News

Gerald Neuman files amicus curiae brief to US Supreme Court on deportation cases

Professor Gerald Neuman, Co-Director of the Human Rights Program and
J. Sinclair Armstrong Professor of International, Foreign, and Comparative Law at Harvard Law School, recently filed an amicus curiae brief to the US Supreme Court in a pair of cases involving the standards for judicial review of deportation decisions.

Both cases, Guerrero-Lasprilla v. Barr and Ovalles v. Barr, involve long-term immigrants who were wrongly removed – to Colombia and to the Dominican Republic – based on interpretations of the statutory deportation grounds that the Supreme Court later overturned.  The petitioners applied to reopen the deportation decisions so that they could return to the United States, arguing that the time limit for reopening should be “equitably tolled” because they had diligently sought relief. The immigration agency rejected their claims as untimely, and the Fifth Circuit Court of Appeals held that their diligence presented an unreviewable issue of fact rather than a reviewable issue of law. The Supreme Court granted certiorari, and the cases will be argued in December, and a decision is expected in the spring.

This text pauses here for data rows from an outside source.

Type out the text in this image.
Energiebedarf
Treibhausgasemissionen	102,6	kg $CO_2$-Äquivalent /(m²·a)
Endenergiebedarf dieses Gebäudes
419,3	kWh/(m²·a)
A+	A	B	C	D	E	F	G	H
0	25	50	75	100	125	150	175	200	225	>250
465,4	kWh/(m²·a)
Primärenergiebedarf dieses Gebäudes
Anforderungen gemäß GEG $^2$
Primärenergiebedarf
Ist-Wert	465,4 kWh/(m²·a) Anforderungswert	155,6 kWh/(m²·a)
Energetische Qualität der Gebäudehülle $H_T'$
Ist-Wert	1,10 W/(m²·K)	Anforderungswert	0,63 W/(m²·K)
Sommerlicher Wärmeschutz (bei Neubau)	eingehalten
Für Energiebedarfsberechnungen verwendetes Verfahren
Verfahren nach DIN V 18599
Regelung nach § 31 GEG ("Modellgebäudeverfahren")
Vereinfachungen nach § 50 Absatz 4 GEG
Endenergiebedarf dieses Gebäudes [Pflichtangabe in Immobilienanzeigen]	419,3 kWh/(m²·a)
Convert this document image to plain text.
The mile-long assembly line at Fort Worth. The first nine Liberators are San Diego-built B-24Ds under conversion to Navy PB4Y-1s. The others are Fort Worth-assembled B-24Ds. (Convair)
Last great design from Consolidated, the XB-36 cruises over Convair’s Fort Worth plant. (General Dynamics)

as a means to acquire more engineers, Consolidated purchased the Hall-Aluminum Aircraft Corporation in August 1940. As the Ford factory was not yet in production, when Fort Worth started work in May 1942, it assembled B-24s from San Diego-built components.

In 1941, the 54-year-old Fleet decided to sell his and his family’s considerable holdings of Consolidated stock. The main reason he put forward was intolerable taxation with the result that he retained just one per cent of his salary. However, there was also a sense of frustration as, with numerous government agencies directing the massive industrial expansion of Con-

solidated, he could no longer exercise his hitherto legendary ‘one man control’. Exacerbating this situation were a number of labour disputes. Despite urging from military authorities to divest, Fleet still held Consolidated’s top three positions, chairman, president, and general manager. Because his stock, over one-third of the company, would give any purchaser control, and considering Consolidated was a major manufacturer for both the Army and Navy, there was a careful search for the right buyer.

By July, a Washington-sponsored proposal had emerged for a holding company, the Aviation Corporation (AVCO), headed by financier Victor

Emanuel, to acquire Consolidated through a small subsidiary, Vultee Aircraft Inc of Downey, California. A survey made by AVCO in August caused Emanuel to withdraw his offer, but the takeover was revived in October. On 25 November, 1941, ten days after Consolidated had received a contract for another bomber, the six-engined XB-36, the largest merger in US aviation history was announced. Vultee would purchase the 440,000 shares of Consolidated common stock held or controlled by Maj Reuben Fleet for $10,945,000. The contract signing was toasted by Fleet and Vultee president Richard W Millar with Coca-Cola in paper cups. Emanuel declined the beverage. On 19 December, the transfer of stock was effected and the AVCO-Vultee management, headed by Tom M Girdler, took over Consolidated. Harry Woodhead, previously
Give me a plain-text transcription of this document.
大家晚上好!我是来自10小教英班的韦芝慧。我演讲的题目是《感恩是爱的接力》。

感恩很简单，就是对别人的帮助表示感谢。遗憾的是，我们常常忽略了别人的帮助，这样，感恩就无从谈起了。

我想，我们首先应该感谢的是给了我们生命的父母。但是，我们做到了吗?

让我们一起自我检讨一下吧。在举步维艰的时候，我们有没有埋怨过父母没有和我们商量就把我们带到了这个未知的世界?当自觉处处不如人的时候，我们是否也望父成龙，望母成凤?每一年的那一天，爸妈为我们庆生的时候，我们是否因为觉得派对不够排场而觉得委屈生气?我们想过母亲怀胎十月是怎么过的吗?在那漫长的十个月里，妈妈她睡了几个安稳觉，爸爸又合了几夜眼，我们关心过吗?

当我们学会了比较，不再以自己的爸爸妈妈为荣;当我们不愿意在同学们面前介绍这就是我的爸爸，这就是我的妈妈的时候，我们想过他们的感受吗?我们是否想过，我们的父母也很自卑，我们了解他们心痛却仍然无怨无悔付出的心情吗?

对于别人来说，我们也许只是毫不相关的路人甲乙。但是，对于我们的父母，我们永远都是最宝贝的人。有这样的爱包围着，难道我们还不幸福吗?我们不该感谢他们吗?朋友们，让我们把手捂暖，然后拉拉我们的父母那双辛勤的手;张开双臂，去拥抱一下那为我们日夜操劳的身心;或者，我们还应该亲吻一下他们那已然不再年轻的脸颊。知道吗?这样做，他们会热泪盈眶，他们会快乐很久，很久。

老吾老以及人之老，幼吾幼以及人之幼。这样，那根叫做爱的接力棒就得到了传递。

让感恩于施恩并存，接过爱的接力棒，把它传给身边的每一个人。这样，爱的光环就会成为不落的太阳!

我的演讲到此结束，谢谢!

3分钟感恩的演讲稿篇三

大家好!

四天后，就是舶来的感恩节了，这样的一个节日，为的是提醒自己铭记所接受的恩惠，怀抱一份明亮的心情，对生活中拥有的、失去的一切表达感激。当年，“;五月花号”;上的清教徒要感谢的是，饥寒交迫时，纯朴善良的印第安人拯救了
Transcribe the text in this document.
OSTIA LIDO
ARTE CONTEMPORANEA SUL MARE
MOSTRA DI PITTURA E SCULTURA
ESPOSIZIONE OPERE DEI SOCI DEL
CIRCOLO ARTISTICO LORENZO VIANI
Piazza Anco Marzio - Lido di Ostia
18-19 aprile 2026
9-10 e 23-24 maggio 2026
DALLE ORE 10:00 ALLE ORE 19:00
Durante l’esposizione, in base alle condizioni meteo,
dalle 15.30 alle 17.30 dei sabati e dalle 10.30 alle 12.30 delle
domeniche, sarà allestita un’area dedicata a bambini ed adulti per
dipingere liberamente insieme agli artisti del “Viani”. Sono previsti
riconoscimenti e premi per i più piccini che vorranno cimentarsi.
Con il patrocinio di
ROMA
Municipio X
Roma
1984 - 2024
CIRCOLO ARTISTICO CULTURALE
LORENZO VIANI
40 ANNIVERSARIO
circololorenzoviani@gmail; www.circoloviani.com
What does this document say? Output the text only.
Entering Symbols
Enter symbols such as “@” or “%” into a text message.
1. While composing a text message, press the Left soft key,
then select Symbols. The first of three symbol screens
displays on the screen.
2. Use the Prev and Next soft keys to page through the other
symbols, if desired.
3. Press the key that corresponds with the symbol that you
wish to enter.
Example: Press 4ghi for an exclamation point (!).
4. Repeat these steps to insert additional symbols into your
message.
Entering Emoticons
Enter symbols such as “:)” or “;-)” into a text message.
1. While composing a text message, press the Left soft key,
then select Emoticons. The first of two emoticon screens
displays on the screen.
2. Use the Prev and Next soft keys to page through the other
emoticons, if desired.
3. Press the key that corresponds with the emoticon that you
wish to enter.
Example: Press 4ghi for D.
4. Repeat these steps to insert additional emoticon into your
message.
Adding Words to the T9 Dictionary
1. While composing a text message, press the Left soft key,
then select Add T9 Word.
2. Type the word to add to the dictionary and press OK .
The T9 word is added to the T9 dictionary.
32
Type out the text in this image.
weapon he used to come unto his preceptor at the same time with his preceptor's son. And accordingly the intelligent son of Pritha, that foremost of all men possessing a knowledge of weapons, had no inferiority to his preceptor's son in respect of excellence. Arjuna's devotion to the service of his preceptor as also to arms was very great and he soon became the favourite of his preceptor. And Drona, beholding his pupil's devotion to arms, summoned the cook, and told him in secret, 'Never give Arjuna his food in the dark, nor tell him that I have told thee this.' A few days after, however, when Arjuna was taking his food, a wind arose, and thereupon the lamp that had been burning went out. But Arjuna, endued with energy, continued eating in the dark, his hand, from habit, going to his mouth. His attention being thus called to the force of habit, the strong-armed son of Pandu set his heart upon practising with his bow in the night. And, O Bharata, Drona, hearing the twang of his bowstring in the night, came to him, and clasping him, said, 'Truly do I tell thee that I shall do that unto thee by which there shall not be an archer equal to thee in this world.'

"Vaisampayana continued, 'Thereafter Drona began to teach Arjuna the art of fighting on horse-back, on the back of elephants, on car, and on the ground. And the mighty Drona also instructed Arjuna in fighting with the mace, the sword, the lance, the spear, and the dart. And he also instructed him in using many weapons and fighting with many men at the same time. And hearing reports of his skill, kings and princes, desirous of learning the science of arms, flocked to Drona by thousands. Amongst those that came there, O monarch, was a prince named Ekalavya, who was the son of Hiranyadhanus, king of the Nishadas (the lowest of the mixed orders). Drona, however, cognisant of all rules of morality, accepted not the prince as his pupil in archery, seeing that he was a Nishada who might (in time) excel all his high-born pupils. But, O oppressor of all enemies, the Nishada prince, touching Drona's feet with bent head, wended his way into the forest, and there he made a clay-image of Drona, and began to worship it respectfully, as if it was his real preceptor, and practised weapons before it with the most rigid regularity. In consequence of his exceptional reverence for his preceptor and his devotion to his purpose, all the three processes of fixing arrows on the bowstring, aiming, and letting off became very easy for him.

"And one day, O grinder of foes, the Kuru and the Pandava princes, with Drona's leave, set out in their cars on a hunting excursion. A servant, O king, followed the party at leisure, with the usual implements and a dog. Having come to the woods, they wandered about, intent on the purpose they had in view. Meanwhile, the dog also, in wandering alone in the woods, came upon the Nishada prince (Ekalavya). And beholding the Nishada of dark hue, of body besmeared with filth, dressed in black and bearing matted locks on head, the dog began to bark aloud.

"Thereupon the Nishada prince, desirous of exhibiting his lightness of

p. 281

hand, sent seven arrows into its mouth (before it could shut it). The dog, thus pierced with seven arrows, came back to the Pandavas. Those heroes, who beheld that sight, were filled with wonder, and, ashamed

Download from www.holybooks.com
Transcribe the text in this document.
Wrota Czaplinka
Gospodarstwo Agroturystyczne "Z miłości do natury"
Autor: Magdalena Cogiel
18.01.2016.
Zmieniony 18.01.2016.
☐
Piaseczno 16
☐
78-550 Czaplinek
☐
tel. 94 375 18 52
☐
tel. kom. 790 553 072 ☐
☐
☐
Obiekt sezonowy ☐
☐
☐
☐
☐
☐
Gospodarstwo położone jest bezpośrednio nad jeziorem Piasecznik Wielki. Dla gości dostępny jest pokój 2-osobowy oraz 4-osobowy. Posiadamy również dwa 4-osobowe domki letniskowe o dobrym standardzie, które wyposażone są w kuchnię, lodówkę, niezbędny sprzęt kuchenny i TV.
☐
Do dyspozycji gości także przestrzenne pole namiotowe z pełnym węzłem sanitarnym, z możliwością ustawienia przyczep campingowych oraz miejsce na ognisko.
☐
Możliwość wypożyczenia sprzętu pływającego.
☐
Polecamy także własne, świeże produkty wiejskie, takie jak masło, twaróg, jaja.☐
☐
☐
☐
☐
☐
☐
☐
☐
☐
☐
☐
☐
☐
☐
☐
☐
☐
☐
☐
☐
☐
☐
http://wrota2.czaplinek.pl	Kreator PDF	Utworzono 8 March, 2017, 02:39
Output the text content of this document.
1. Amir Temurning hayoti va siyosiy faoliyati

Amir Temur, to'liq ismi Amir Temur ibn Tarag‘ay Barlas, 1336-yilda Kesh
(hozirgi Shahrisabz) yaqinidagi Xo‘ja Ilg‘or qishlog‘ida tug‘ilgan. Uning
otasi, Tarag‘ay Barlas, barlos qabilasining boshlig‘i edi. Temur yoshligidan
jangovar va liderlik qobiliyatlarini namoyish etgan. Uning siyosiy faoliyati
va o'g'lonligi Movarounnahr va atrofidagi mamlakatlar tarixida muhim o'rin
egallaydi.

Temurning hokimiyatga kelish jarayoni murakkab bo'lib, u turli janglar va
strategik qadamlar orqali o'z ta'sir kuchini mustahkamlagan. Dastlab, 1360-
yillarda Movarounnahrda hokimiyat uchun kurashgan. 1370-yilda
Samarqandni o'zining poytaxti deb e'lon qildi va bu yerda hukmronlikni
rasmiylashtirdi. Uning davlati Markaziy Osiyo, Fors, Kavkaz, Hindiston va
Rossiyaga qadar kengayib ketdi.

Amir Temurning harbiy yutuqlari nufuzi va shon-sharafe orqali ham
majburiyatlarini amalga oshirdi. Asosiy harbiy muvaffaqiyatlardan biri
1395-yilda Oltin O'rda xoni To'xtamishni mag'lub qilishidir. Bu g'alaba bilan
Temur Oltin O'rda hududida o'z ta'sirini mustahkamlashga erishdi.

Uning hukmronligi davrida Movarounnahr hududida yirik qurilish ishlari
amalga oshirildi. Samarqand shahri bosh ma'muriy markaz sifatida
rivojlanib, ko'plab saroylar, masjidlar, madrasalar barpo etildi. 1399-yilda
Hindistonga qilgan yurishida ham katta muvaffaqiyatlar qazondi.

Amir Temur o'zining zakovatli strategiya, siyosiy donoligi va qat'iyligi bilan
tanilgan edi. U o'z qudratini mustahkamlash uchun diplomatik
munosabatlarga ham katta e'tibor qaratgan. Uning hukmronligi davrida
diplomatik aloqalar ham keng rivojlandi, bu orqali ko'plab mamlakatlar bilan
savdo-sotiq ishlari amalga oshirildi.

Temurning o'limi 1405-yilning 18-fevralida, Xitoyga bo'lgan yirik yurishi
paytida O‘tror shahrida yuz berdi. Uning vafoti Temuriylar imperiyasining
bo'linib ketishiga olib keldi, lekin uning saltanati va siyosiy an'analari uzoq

The amicus brief of three leading Scholars of Habeas Corpus Law explains that reviewable issues of law include “mixed questions” of the application of a legal standard to facts, both as a matter of statutory interpretation and in order to satisfy the Suspension Clause of the Constitution.  It shows how historically, both in the eighteenth century and in the modern era, the right to habeas corpus has included judicial review of the application of law to fact.